Homilía 16 de octubre 2011
XXIX Domingo del Tiempo Ordinario (ciclo A)
La bella película La Ciudad de la Alegría termina con una frase muy elocuente: “los dioses no nos han puesto las cosas demasiado fáciles a los hombres”. Y así lo sentimos muchas veces, en diversas circunstancias de la vida, cuando, por ejemplo, nos tenemos que esforzar mucho para cumplir con nuestras obligaciones, o cuando experimentamos conflictos entre realidades que piden nuestra adhesión, nuestro tiempo y energía, nuestra fidelidad y que aparentemente son incompatibles. Muchos padres tienen grandes dificultades a la hora de conciliar trabajo y familia y otros se sienten abrumados por lo difícil que es mantener la familia unida o ganar lo suficiente para ofrecer una vida digna a sus hijos. A veces este conflicto es más profundo y tiene que ver con nuestra adhesión, nuestra fidelidad, a Dios, y nuestro trato con las cosas del mundo, lo que tenemos que hacer para vivir en sociedad. Este es el contexto para entender la respuesta de Jesús a los fariseos y herodianos del evangelio de hoy, respuesta que ha tenido una enorme resonancia y está en la base del ordenamiento jurídico de nuestra sociedades occidentales, con la separación entre Iglesia y Estado, entre religión y política. “Dad al César lo que es del César y a Dios que es de Dios”, indica que hay un ámbito del César, con sus propias leyes y su autonomía, que hay que respetar en la medida en que esas leyes sean justas, y otro ámbito que es el de Dios, también con sus normas y exigencias. Sin embargo, estos dos ámbitos no están en el mismo nivel, no compiten en el mismo plano. Lo que tiene que ver con Dios está en un plano infinitamente superior y es absoluto y normativo respecto a todo lo demás.
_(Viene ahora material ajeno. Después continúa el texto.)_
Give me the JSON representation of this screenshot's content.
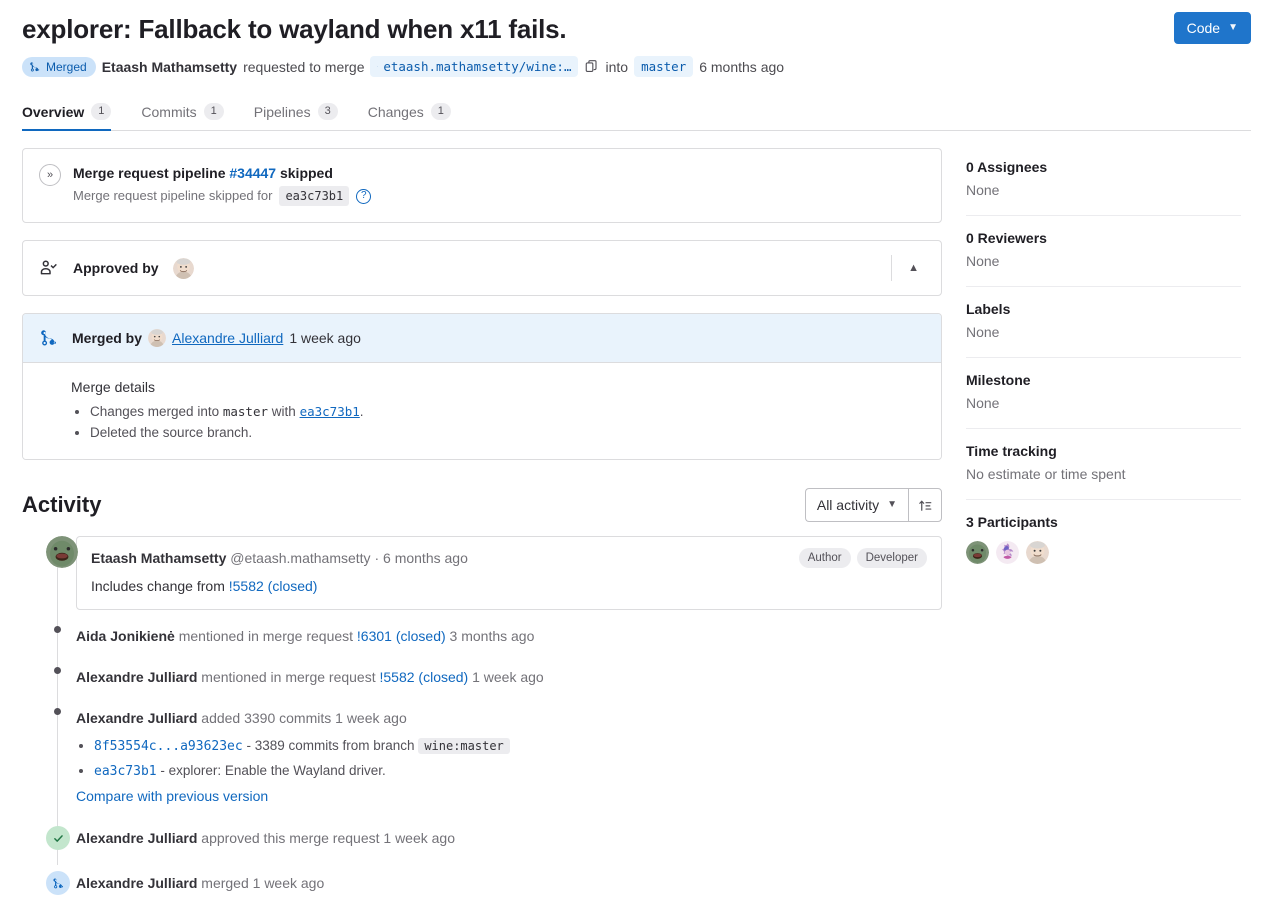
{
  "header": {
    "title": "explorer: Fallback to wayland when x11 fails.",
    "code_button": "Code",
    "code_chevron": "chevron-down-icon",
    "status_badge": "Merged",
    "author": "Etaash Mathamsetty",
    "action_text": "requested to merge",
    "source_branch": "etaash.mathamsetty/wine:…",
    "into_text": "into",
    "target_branch": "master",
    "time": "6 months ago"
  },
  "tabs": [
    {
      "label": "Overview",
      "count": "1",
      "active": true
    },
    {
      "label": "Commits",
      "count": "1",
      "active": false
    },
    {
      "label": "Pipelines",
      "count": "3",
      "active": false
    },
    {
      "label": "Changes",
      "count": "1",
      "active": false
    }
  ],
  "pipeline": {
    "title_prefix": "Merge request pipeline",
    "pipeline_id": "#34447",
    "title_suffix": "skipped",
    "sub_prefix": "Merge request pipeline skipped for",
    "sha": "ea3c73b1",
    "help": "?"
  },
  "approvals": {
    "label": "Approved by",
    "collapse_icon": "chevron-up-icon"
  },
  "merged": {
    "by_label": "Merged by",
    "user": "Alexandre Julliard",
    "time": "1 week ago",
    "details_title": "Merge details",
    "detail_1_prefix": "Changes merged into",
    "detail_1_branch": "master",
    "detail_1_with": "with",
    "detail_1_sha": "ea3c73b1",
    "detail_1_period": ".",
    "detail_2": "Deleted the source branch."
  },
  "activity": {
    "title": "Activity",
    "filter_label": "All activity",
    "filter_chevron": "chevron-down-icon",
    "sort_icon": "sort-ascending-icon",
    "note": {
      "author": "Etaash Mathamsetty",
      "handle": "@etaash.mathamsetty",
      "separator": "·",
      "time": "6 months ago",
      "badges": [
        "Author",
        "Developer"
      ],
      "body_prefix": "Includes change from",
      "body_link": "!5582 (closed)"
    },
    "events": [
      {
        "actor": "Aida Jonikienė",
        "action": "mentioned in merge request",
        "link": "!6301 (closed)",
        "time": "3 months ago",
        "icon": "dot"
      },
      {
        "actor": "Alexandre Julliard",
        "action": "mentioned in merge request",
        "link": "!5582 (closed)",
        "time": "1 week ago",
        "icon": "dot"
      },
      {
        "actor": "Alexandre Julliard",
        "action": "added 3390 commits",
        "link": "",
        "time": "1 week ago",
        "icon": "dot"
      },
      {
        "actor": "Alexandre Julliard",
        "action": "approved this merge request",
        "link": "",
        "time": "1 week ago",
        "icon": "check-circle-icon"
      },
      {
        "actor": "Alexandre Julliard",
        "action": "merged",
        "link": "",
        "time": "1 week ago",
        "icon": "merge-icon"
      }
    ],
    "commits_detail": {
      "range": "8f53554c...a93623ec",
      "range_text": "- 3389 commits from branch",
      "range_branch": "wine:master",
      "single_sha": "ea3c73b1",
      "single_text": "- explorer: Enable the Wayland driver.",
      "compare_link": "Compare with previous version"
    }
  },
  "sidebar": [
    {
      "title": "0 Assignees",
      "value": "None"
    },
    {
      "title": "0 Reviewers",
      "value": "None"
    },
    {
      "title": "Labels",
      "value": "None"
    },
    {
      "title": "Milestone",
      "value": "None"
    },
    {
      "title": "Time tracking",
      "value": "No estimate or time spent"
    }
  ],
  "participants": {
    "title": "3 Participants"
  },
  "colors": {
    "accent": "#1f75cb",
    "link": "#1068bf",
    "merged_bg": "#cbe2f9",
    "merged_fg": "#0b5cad",
    "approved_green": "#c3e6cd"
  }
}
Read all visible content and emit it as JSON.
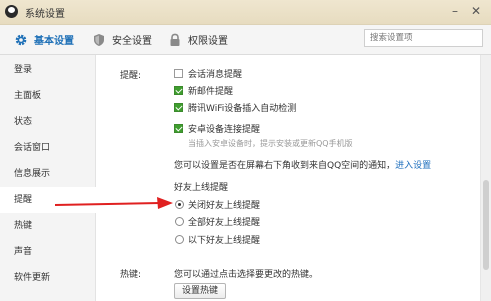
{
  "window": {
    "title": "系统设置",
    "minimize_glyph": "–",
    "close_glyph": "✕"
  },
  "tabs": [
    {
      "label": "基本设置",
      "icon": "gear-icon",
      "active": true
    },
    {
      "label": "安全设置",
      "icon": "shield-icon",
      "active": false
    },
    {
      "label": "权限设置",
      "icon": "lock-icon",
      "active": false
    }
  ],
  "search": {
    "placeholder": "搜索设置项"
  },
  "sidebar": {
    "items": [
      {
        "label": "登录"
      },
      {
        "label": "主面板"
      },
      {
        "label": "状态"
      },
      {
        "label": "会话窗口"
      },
      {
        "label": "信息展示"
      },
      {
        "label": "提醒",
        "active": true
      },
      {
        "label": "热键"
      },
      {
        "label": "声音"
      },
      {
        "label": "软件更新"
      }
    ]
  },
  "reminders": {
    "label": "提醒:",
    "options": [
      {
        "label": "会话消息提醒",
        "checked": false
      },
      {
        "label": "新邮件提醒",
        "checked": true
      },
      {
        "label": "腾讯WiFi设备插入自动检测",
        "checked": true
      },
      {
        "label": "安卓设备连接提醒",
        "checked": true
      }
    ],
    "android_hint": "当插入安卓设备时，提示安装或更新QQ手机版",
    "qzone_notice": "您可以设置是否在屏幕右下角收到来自QQ空间的通知，",
    "qzone_link": "进入设置",
    "friend_online_title": "好友上线提醒",
    "friend_online_options": [
      {
        "label": "关闭好友上线提醒",
        "selected": true
      },
      {
        "label": "全部好友上线提醒",
        "selected": false
      },
      {
        "label": "以下好友上线提醒",
        "selected": false
      }
    ]
  },
  "hotkeys": {
    "label": "热键:",
    "description": "您可以通过点击选择要更改的热键。",
    "button_label": "设置热键"
  },
  "colors": {
    "accent": "#1e70b7",
    "checkbox_green": "#3f9e2f",
    "annotation_arrow": "#e02020",
    "titlebar": "#ece3c9"
  }
}
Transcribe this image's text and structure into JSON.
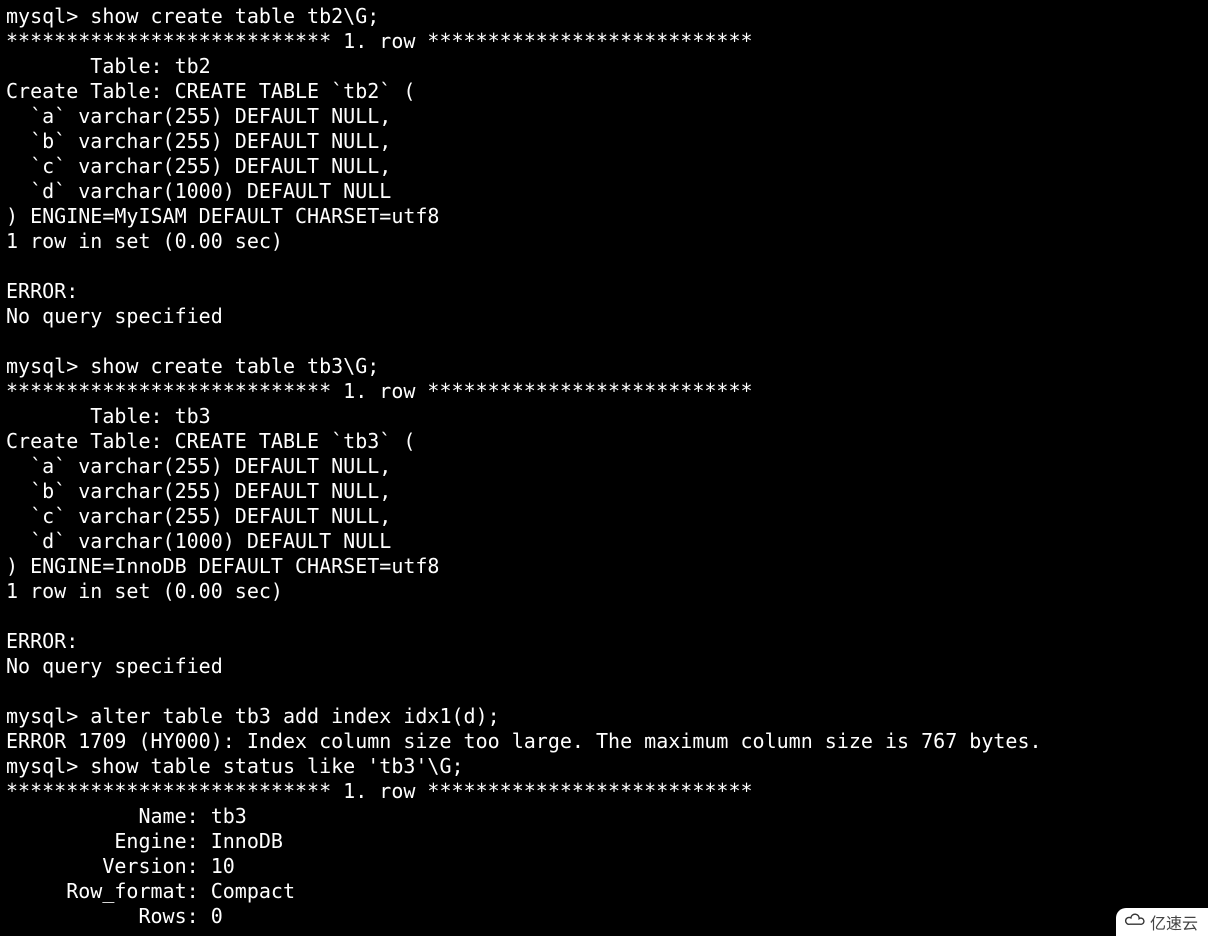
{
  "lines": {
    "l01": "mysql> show create table tb2\\G;",
    "l02": "*************************** 1. row ***************************",
    "l03": "       Table: tb2",
    "l04": "Create Table: CREATE TABLE `tb2` (",
    "l05": "  `a` varchar(255) DEFAULT NULL,",
    "l06": "  `b` varchar(255) DEFAULT NULL,",
    "l07": "  `c` varchar(255) DEFAULT NULL,",
    "l08": "  `d` varchar(1000) DEFAULT NULL",
    "l09": ") ENGINE=MyISAM DEFAULT CHARSET=utf8",
    "l10": "1 row in set (0.00 sec)",
    "l11": "",
    "l12": "ERROR:",
    "l13": "No query specified",
    "l14": "",
    "l15": "mysql> show create table tb3\\G;",
    "l16": "*************************** 1. row ***************************",
    "l17": "       Table: tb3",
    "l18": "Create Table: CREATE TABLE `tb3` (",
    "l19": "  `a` varchar(255) DEFAULT NULL,",
    "l20": "  `b` varchar(255) DEFAULT NULL,",
    "l21": "  `c` varchar(255) DEFAULT NULL,",
    "l22": "  `d` varchar(1000) DEFAULT NULL",
    "l23": ") ENGINE=InnoDB DEFAULT CHARSET=utf8",
    "l24": "1 row in set (0.00 sec)",
    "l25": "",
    "l26": "ERROR:",
    "l27": "No query specified",
    "l28": "",
    "l29": "mysql> alter table tb3 add index idx1(d);",
    "l30": "ERROR 1709 (HY000): Index column size too large. The maximum column size is 767 bytes.",
    "l31": "mysql> show table status like 'tb3'\\G;",
    "l32": "*************************** 1. row ***************************",
    "l33": "           Name: tb3",
    "l34": "         Engine: InnoDB",
    "l35": "        Version: 10",
    "l36": "     Row_format: Compact",
    "l37": "           Rows: 0"
  },
  "watermark": {
    "text": "亿速云"
  }
}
Más allá del ingenio del Jesús para no caer en la trampa que le tienden y de la originalidad de su respuesta, está el hecho de que el Señor indica con su sentencia la forma de solucionar el dilema entre Dios y el César, y haciendo esto nos señala también la forma de resolver conflictos parecidos que con frecuencia se presentan en nuestra vida personal y social. Lo que hay que hacer es colocarse en un nivel de análisis superior a aquel en que el que le plantean la cuestión los fariseos y herodianos. Para ellos los dos ámbitos son incompatibles: o se es fiel a Dios y su soberanía sobre el pueblo, o se es fiel al emperador reconociendo su poder temporal. Pero para Jesús ‘su reino no es de este mundo’, se puede a la vez dar al César lo que es del César y a Dios lo que es de Dios. Entre el mundo y Dios hay una clara distinción que hay que respetar y mantener, aunque no una separación. El mundo tiene su autonomía su consistencia y sus propias leyes, aunque su fundamento último es Dios que le da el ser y actúa en él con su providencia, como muestra la primera lectura de hoy. Ciro, rey de Persia, aunque no era judío, es elegido por Dios como instrumento para hacer posible el regreso del pueblo de Israel a su tierra después del exilio. Ciro no lo hace a sabiendas, pero aún así es instrumento de Dios para llevar a cabo su plan de salvación.
san Benito y santa Escolástica "Nihil amori Christi praeponere" |
La repuesta de Jesús a los herodianos y fariseos nos pone en guardia contra dos peligros que siguen estando presentes en nuestras sociedades del tercer milenio. Por un lado, a veces la religión intenta ocupar el lugar que es propio del César proponiendo una teocracia asfixiante que no respeta la autonomía de lo civil y lo quiere controlar directamente todo. Pero, por otro lado, no es raro que el Estado quiera usurpar el lugar de Dios y exija una adhesión absoluta que sólo debemos al Señor. Este peligro no es tan remoto como puede parecer. Está presente cada vez que el Estado pretende que sus leyes están por encima de todo lo demás y que no existe una instancia superior que las pueda juzgar. Algunas legislaciones sobre el aborto que no permiten ni siquiera el justo ejercicio de la objeción de conciencia van en esta dirección. En relación con esto, no es de extrañar que el siglo XX haya sido un siglo de mártires, que son aquellos que ante el conflicto entre Dios y el César, cuando éste intenta ocupar el lugar que le corresponde a aquél, como en las ideologías del siglo pasado, se deciden por Dios a costa de su vida, y son testigos con su muerte de la fe en la resurrección y en el justo juicio de Dios que es el verdadero y último árbitro de todas las cosas.
Pidamos al Señor que nos ayude a conciliar lo divino y lo humano en nuestra vida personal y social; el mundo, la sociedad, con sus justas exigencias y nuestros deberes religiosos, sabiendo siempre lo que viene antes y “sin anteponer nada al amor de Cristo” como decía san Benito.